Debt Deal First Step to Fiscal Integrity, Fisher Says: Tom Keene
The debt-limit agreement reached by congressional leaders is a positive step for the U.S. while deficit reduction will remain a long-term challenge, according to BlackRock Inc.’s Peter Fisher.
“The politicians have understood that they had to put the threat of a default behind us,” said Fisher, head of fixed income at the world’s biggest money manager in a radio interview on “Bloomberg Surveillance” with Tom Keene and Ken Prewitt. “We are really just looking at the first big step toward fiscal rectitude by the federal government, and it’s going to take several years to get it on path.”
Congressional leaders are working to push through a compromise sealed with President Barack Obama last night to raise the U.S. debt limit by at least $2.1 trillion and slash government spending by $2.4 trillion or more. The House plans votes today, and the Senate may follow suit to consider the agreement reached during a weekend of negotiations that capped a months-long struggle between Obama and Republicans over raising the $14.3 trillion debt ceiling.
Treasuries pared losses today as the reduced risk of a default encouraged demand for U.S. debt. Yields on 10-year notes increased two basis points, or 0.02 percentage point, to 2.82 percent, according to Bloomberg Bond Trader prices.
The U.S. still faces the threat of a credit-rating downgrade, according to Fisher, 55, based in New York.
“Politicians went too far with the threat of default,” Fisher said in an interview with Deirdre Bolton on Bloomberg Television’s “InsideTrack.” Even with the pending agreement, the U.S. remains “right on the cusp” of a downgrade, he said.
The budget agreement would raise the debt ceiling in two installments, sufficient to serve the nation’s needs into 2013. The framework, as detailed by officials in both parties, would cut $917 billion in spending over a decade, raise the debt limit initially by $900 billion and assign a special congressional committee to find another $1.5 trillion in deficit savings by late November, to be enacted by Dec. 25.
If Congress met that deadline and deficit target, or voted to send a balanced-budget constitutional amendment to the states, Obama would get another $1.5 trillion borrowing boost.
In the case of Congress failing to take either step, or not producing debt savings of at least $1.2 trillion, the plan allows the president to obtain a $1.2 trillion debt-ceiling extension.
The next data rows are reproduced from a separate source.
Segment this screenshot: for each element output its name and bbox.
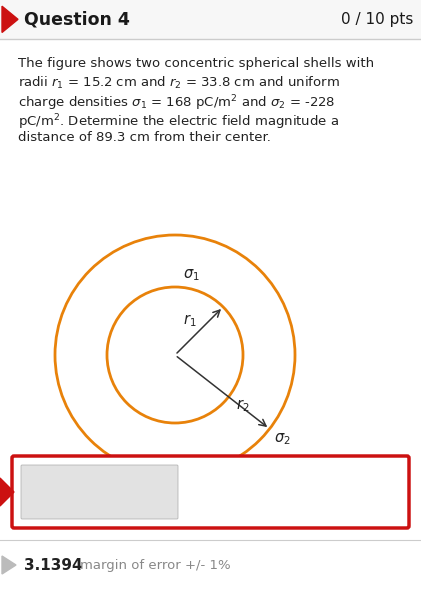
FancyArrow shape [2, 556, 16, 574]
Text: Question 4: Question 4 [24, 10, 130, 29]
Text: 0 / 10 pts: 0 / 10 pts [341, 12, 413, 27]
Text: charge densities $\sigma_1$ = 168 pC/m$^2$ and $\sigma_2$ = -228: charge densities $\sigma_1$ = 168 pC/m$^… [18, 93, 336, 113]
Text: $r_1$: $r_1$ [183, 312, 196, 330]
Text: $\sigma_2$: $\sigma_2$ [274, 431, 290, 447]
FancyBboxPatch shape [12, 456, 409, 528]
Text: distance of 89.3 cm from their center.: distance of 89.3 cm from their center. [18, 131, 271, 143]
FancyArrow shape [2, 6, 18, 33]
FancyBboxPatch shape [21, 465, 178, 519]
Text: $\sigma_1$: $\sigma_1$ [183, 267, 200, 283]
FancyArrow shape [0, 478, 14, 506]
Bar [0, 0, 421, 39]
Text: 3.1394: 3.1394 [24, 558, 83, 572]
Text: radii $r_1$ = 15.2 cm and $r_2$ = 33.8 cm and uniform: radii $r_1$ = 15.2 cm and $r_2$ = 33.8 c… [18, 75, 340, 91]
Text: $r_2$: $r_2$ [236, 397, 249, 414]
Text: The figure shows two concentric spherical shells with: The figure shows two concentric spherica… [18, 57, 374, 70]
Text: margin of error +/- 1%: margin of error +/- 1% [80, 559, 231, 572]
Text: pC/m$^2$. Determine the electric field magnitude a: pC/m$^2$. Determine the electric field m… [18, 112, 339, 131]
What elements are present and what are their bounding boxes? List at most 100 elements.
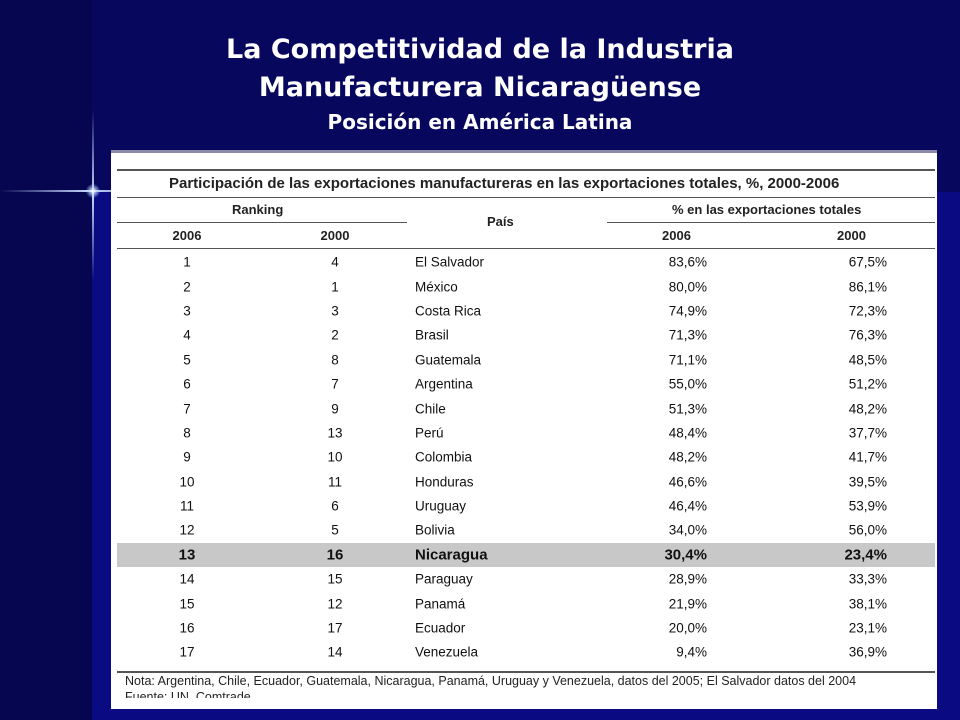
rank-2006-cell: 6 (183, 376, 191, 392)
rank-2006-cell: 2 (183, 279, 191, 295)
table-row: 9 10 Colombia 48,2% 41,7% (117, 445, 935, 469)
rank-2000-cell: 15 (327, 571, 343, 587)
pct-2000-cell: 48,2% (848, 401, 887, 417)
light-flare-horizontal (0, 190, 200, 192)
pct-2000-cell: 33,3% (848, 571, 887, 587)
rank-2000-cell: 11 (327, 474, 342, 490)
rank-2000-cell: 12 (327, 596, 343, 612)
pct-2006-cell: 71,1% (668, 352, 707, 368)
table-row: 8 13 Perú 48,4% 37,7% (117, 421, 935, 445)
country-cell: Panamá (415, 596, 466, 612)
pct-2006-cell: 55,0% (668, 376, 707, 392)
pct-2006-cell: 20,0% (668, 620, 707, 636)
pct-2000-cell: 53,9% (848, 498, 887, 514)
slide-title-line1: La Competitividad de la Industria (226, 34, 734, 65)
rank-2006-cell: 3 (183, 303, 191, 319)
country-cell: Argentina (415, 376, 473, 392)
rank-2006-cell: 12 (179, 522, 195, 538)
pct-2000-cell: 37,7% (848, 425, 887, 441)
rank-2006-cell: 11 (179, 498, 194, 514)
table-row: 16 17 Ecuador 20,0% 23,1% (117, 616, 935, 640)
table-caption: Participación de las exportaciones manuf… (117, 169, 935, 198)
pct-year-2006: 2006 (662, 228, 691, 243)
ranking-year-2006: 2006 (172, 228, 202, 243)
pct-2000-cell: 56,0% (848, 522, 887, 538)
table-footer: Nota: Argentina, Chile, Ecuador, Guatema… (117, 670, 935, 698)
pct-2006-cell: 51,3% (668, 401, 707, 417)
pct-2000-cell: 86,1% (848, 279, 887, 295)
rank-2006-cell: 14 (179, 571, 195, 587)
table-row: 17 14 Venezuela 9,4% 36,9% (117, 640, 935, 664)
header-divider-right (607, 222, 935, 223)
rank-2006-cell: 13 (178, 546, 196, 564)
rank-2000-cell: 4 (331, 254, 339, 270)
header-divider-bottom (117, 248, 935, 249)
country-cell: El Salvador (415, 254, 485, 270)
country-cell: Uruguay (415, 498, 467, 514)
table-row: 12 5 Bolivia 34,0% 56,0% (117, 518, 935, 542)
table-row: 1 4 El Salvador 83,6% 67,5% (117, 250, 935, 274)
rank-2000-cell: 1 (331, 279, 339, 295)
slide-title-line2: Manufacturera Nicaragüense (258, 72, 702, 103)
pct-2000-cell: 76,3% (848, 327, 887, 343)
pct-2000-cell: 41,7% (848, 449, 887, 465)
country-cell: Chile (415, 401, 446, 417)
rank-2006-cell: 16 (179, 620, 195, 636)
country-cell: Paraguay (415, 571, 473, 587)
country-cell: México (415, 279, 458, 295)
pct-2000-cell: 48,5% (848, 352, 887, 368)
background-left-band (0, 0, 92, 720)
table-row: 10 11 Honduras 46,6% 39,5% (117, 470, 935, 494)
pct-header: % en las exportaciones totales (672, 202, 862, 217)
pct-2006-cell: 83,6% (668, 254, 707, 270)
country-cell: Costa Rica (415, 303, 482, 319)
rank-2000-cell: 7 (331, 376, 339, 392)
country-cell: Colombia (415, 449, 473, 465)
rank-2000-cell: 16 (326, 546, 344, 564)
pct-2006-cell: 71,3% (668, 327, 707, 343)
light-flare-center (86, 184, 100, 198)
country-cell: Bolivia (415, 522, 455, 538)
pct-2000-cell: 23,1% (848, 620, 887, 636)
rank-2000-cell: 14 (327, 644, 343, 660)
pct-2000-cell: 39,5% (848, 474, 887, 490)
slide-subtitle: Posición en América Latina (327, 110, 633, 134)
pct-2006-cell: 28,9% (668, 571, 707, 587)
pct-2006-cell: 34,0% (668, 522, 707, 538)
pct-2006-cell: 46,4% (668, 498, 707, 514)
country-cell: Honduras (415, 474, 474, 490)
pct-2006-cell: 9,4% (676, 644, 707, 660)
ranking-year-2000: 2000 (320, 228, 350, 243)
table-row-highlighted: 13 16 Nicaragua 30,4% 23,4% (117, 542, 935, 568)
table-note: Nota: Argentina, Chile, Ecuador, Guatema… (125, 673, 857, 688)
pct-2006-cell: 48,2% (668, 449, 707, 465)
rank-2006-cell: 1 (183, 254, 191, 270)
pct-2006-cell: 30,4% (664, 546, 707, 564)
country-cell: Brasil (415, 327, 449, 343)
rank-2000-cell: 6 (331, 498, 339, 514)
country-cell: Perú (415, 425, 444, 441)
rank-2000-cell: 13 (327, 425, 343, 441)
table-row: 6 7 Argentina 55,0% 51,2% (117, 372, 935, 396)
country-header: País (487, 214, 514, 229)
table-image: Participación de las exportaciones manuf… (111, 150, 937, 709)
rank-2006-cell: 5 (183, 352, 191, 368)
rank-2006-cell: 15 (179, 596, 195, 612)
header-divider-left (117, 222, 407, 223)
rank-2000-cell: 8 (331, 352, 339, 368)
rank-2006-cell: 17 (179, 644, 195, 660)
table-body: 1 4 El Salvador 83,6% 67,5% 2 1 México 80,0% 86,1… (117, 250, 935, 665)
table-row: 7 9 Chile 51,3% 48,2% (117, 396, 935, 420)
pct-2000-cell: 23,4% (844, 546, 887, 564)
table-row: 2 1 México 80,0% 86,1% (117, 274, 935, 298)
pct-2000-cell: 36,9% (848, 644, 887, 660)
pct-2000-cell: 67,5% (848, 254, 887, 270)
rank-2006-cell: 8 (183, 425, 191, 441)
rank-2000-cell: 3 (331, 303, 339, 319)
pct-2006-cell: 21,9% (668, 596, 707, 612)
table-row: 14 15 Paraguay 28,9% 33,3% (117, 567, 935, 591)
pct-2000-cell: 72,3% (848, 303, 887, 319)
pct-year-2000: 2000 (837, 228, 866, 243)
pct-2000-cell: 38,1% (848, 596, 887, 612)
table-row: 3 3 Costa Rica 74,9% 72,3% (117, 299, 935, 323)
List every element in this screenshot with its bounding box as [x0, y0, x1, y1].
Still, that would trigger automatic spending cuts across the government -- including in defense and Medicare -- to take effect starting in 2013. The Medicare cuts would only affect provider reimbursements, not benefits.
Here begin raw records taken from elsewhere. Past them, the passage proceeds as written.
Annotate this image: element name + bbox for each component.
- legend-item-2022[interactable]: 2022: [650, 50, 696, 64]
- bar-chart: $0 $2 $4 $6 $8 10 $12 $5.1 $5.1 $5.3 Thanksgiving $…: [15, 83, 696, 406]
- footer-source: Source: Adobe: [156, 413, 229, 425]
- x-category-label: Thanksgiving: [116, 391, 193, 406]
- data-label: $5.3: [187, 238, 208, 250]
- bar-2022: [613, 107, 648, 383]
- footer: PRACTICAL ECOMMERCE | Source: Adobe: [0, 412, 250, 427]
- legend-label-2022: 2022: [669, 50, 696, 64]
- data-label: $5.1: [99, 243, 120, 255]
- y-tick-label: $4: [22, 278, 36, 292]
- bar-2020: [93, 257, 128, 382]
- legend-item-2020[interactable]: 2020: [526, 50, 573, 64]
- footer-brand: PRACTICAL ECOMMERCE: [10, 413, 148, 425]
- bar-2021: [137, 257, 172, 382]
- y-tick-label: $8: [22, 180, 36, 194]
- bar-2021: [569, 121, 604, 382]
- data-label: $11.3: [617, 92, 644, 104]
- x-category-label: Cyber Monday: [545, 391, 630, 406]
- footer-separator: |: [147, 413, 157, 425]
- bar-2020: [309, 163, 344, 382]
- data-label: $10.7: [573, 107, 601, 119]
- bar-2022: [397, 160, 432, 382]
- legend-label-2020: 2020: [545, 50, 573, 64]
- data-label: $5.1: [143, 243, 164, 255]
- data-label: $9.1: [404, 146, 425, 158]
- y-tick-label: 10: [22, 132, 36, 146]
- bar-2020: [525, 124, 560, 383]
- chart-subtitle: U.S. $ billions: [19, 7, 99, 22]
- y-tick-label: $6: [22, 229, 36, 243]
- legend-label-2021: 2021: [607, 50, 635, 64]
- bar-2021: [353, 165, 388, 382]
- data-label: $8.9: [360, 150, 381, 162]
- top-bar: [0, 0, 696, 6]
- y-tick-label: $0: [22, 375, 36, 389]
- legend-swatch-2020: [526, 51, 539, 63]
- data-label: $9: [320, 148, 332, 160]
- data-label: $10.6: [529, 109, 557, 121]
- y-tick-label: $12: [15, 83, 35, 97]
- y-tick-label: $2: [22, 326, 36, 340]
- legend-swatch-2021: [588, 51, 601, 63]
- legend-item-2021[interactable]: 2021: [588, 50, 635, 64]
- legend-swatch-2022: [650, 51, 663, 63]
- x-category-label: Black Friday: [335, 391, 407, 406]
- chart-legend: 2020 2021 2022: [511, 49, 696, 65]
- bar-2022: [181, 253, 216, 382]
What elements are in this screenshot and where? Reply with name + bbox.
“It’s encouraging that they’ve at least understood that shooting a hole in the bottom of the boat would not be a good plan,” said Fisher in the Bloomberg Radio interview. “They are going to have to grapple with how to cut spending with the political realities the parties have been wrangling about. It’s great they have a trigger mechanism to force them to action, but it is going to get harder and harder each month we get closer to the election in 2012.”